Cider Review: Slyboro Cider's Old Sin


Slyboro Cider makes cider in Granville, New York. They use apples from their own property, Hicks Orchard. Their website is attractive and reasonably informative, giving info about cider in general, the brand's different offerings, places to buy the cider, and their appearances in print and digital media. I notice the beautiful photography they used; I'm a complete sucker for good photos. 

Old Sin is the dryer of their two sparkling ciders. Here's Slyboro's official description: "Deliciously dry! A pure apple temptation from the intertwined flavors of delicately floral McIntosh, spicy aromatic Russets with a splash of warm, richly fruited Ice Harvest Cider. Serve chilled. 8% alc/vol 1.5% residual sugar. 750ml." What I find most interesting here is that they sweeten the cider with a different sweeter higher alcohol cider. This is an experience I've not had before, so I'm curious to see what the effect will be.


Appearance: Brilliant clarity, goldenrod, yellow mango

After learning a bit more about the language of a cider tasting, I'll be trying out a bit of what I learned in this entry. The term that emphasizes the highest degree of clarity in a cider is brilliant, and that is definitely the right term for Slyboro's Old Sin. When poured, this cider has loads of visible bubbles, to a degree that forced carbonation is likely. In terms of color, I'd call it either goldenrod or yellow mango.

Aroma:  overripe apples, sweet baked fruit, caramel, maple, cheddar

Many different scents are discernible in this cider. The apple scent comes across as overripe apples. Think of freshly picked apples that have been riding in a warm sunny car for an afternoon. It is a pleasant strongly fruity smell. For me, the yeastiness comes through as well and combines with the fruit for a baked-fruit aroma. I also detected a bit of maple, caramel and cheddar. The scent is very full and a bit heavy.

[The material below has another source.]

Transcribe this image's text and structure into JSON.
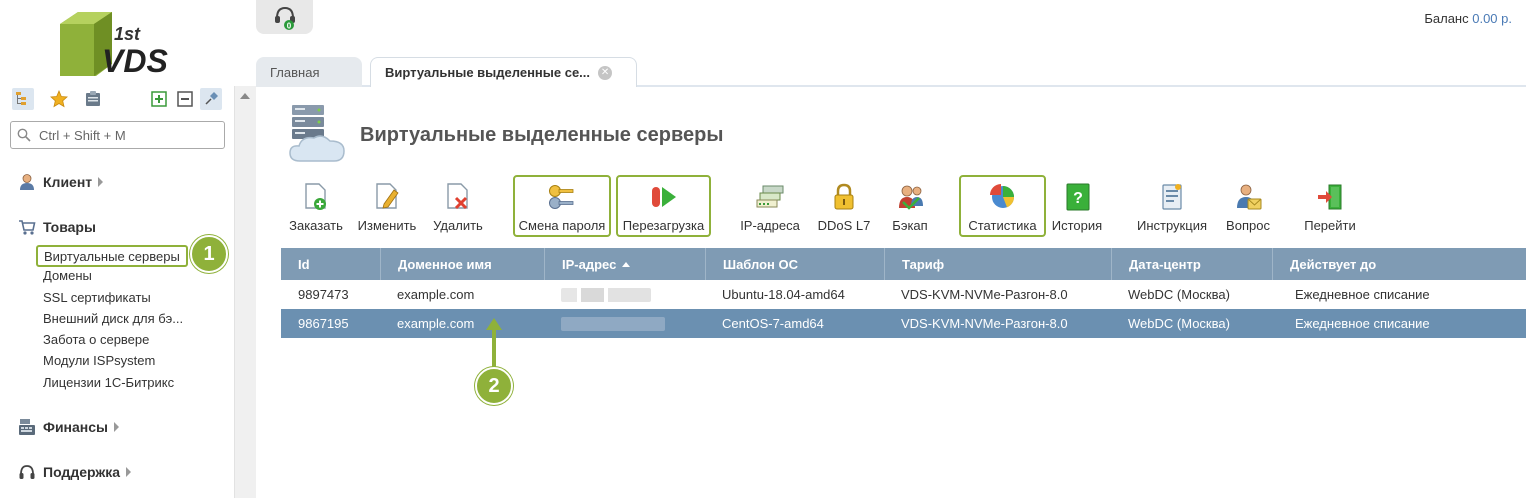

Sweetness: Though Slyboro considers this cider dry, I'd call it off dry to semi-sweet.

This cider isn't traditionally sweet, but its flavors are so fruit forward that it could lull someone who prefers sweet ciders into real comfort with an off dry cider. That's exactly what happened at my house when I shared the cider with friends.

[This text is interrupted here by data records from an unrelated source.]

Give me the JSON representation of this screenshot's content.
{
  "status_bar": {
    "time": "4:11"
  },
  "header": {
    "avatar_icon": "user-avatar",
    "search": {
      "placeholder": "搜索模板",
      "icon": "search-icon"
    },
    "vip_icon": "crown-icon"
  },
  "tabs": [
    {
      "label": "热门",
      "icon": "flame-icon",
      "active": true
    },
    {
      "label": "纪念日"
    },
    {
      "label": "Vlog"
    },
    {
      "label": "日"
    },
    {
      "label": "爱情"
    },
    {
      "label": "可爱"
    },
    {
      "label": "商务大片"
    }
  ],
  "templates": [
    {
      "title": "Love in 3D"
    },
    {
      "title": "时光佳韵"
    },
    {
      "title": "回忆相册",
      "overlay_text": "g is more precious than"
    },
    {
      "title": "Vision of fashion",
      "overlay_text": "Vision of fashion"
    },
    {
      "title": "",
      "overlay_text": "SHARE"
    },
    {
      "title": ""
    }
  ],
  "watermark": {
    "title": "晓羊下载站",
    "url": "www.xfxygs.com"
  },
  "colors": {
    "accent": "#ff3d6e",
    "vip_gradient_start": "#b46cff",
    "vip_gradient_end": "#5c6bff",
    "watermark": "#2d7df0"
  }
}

Flavors: minerality, caramel, bright initially then richer

Here's where I'm going to try to use more of what I learned from my cider tasting at Murray's. When thinking about flavor it can be useful to clock not only sweetness but also tannins and acidity. In terms of the tea-like Tannins, Old Sin offers pleasantly medium tannins. Similarly I found the acidity at a fairly moderate level, but all of our tasters did not agree. The wine drinker found it more acidic.
As I said before, in terms of sweetness, this cider is semi-dry. Additionally, the bright flavor that hits right up front does develop into richness in the mid-palate.

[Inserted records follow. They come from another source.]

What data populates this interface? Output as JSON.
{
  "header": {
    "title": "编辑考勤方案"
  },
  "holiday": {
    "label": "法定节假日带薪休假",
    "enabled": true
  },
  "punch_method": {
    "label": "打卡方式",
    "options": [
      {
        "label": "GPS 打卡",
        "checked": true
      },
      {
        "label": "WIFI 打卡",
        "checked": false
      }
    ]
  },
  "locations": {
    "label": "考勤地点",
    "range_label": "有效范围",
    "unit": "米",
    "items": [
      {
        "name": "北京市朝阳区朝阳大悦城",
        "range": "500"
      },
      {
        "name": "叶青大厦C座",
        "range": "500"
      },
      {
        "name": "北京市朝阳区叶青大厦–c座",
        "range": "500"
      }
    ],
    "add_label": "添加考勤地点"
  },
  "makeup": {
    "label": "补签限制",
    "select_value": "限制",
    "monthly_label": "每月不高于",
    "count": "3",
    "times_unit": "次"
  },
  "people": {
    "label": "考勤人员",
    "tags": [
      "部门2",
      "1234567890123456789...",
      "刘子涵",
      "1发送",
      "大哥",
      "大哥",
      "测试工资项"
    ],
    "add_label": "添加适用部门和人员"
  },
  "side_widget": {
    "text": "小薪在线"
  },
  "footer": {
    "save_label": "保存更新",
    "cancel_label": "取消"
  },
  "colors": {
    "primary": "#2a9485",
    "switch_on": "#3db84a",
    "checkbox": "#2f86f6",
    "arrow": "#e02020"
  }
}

Drinking Experience: fruity and lots of sparkle

The level of carbonation plus the appearance lead me to think this cider uses forced carbonation. Not a bad thing, but perhaps a bit too much carbonation for my preferences. Overall, I found this cider very satisfying. Old Sin is a great conversation cider and an interesting one to share with wine drinkers. I got the pleasure of enjoying this with two of my out of town friends. So that's how I'd best recommend it, drink at leisure with a few light nibbles but lots of conversation.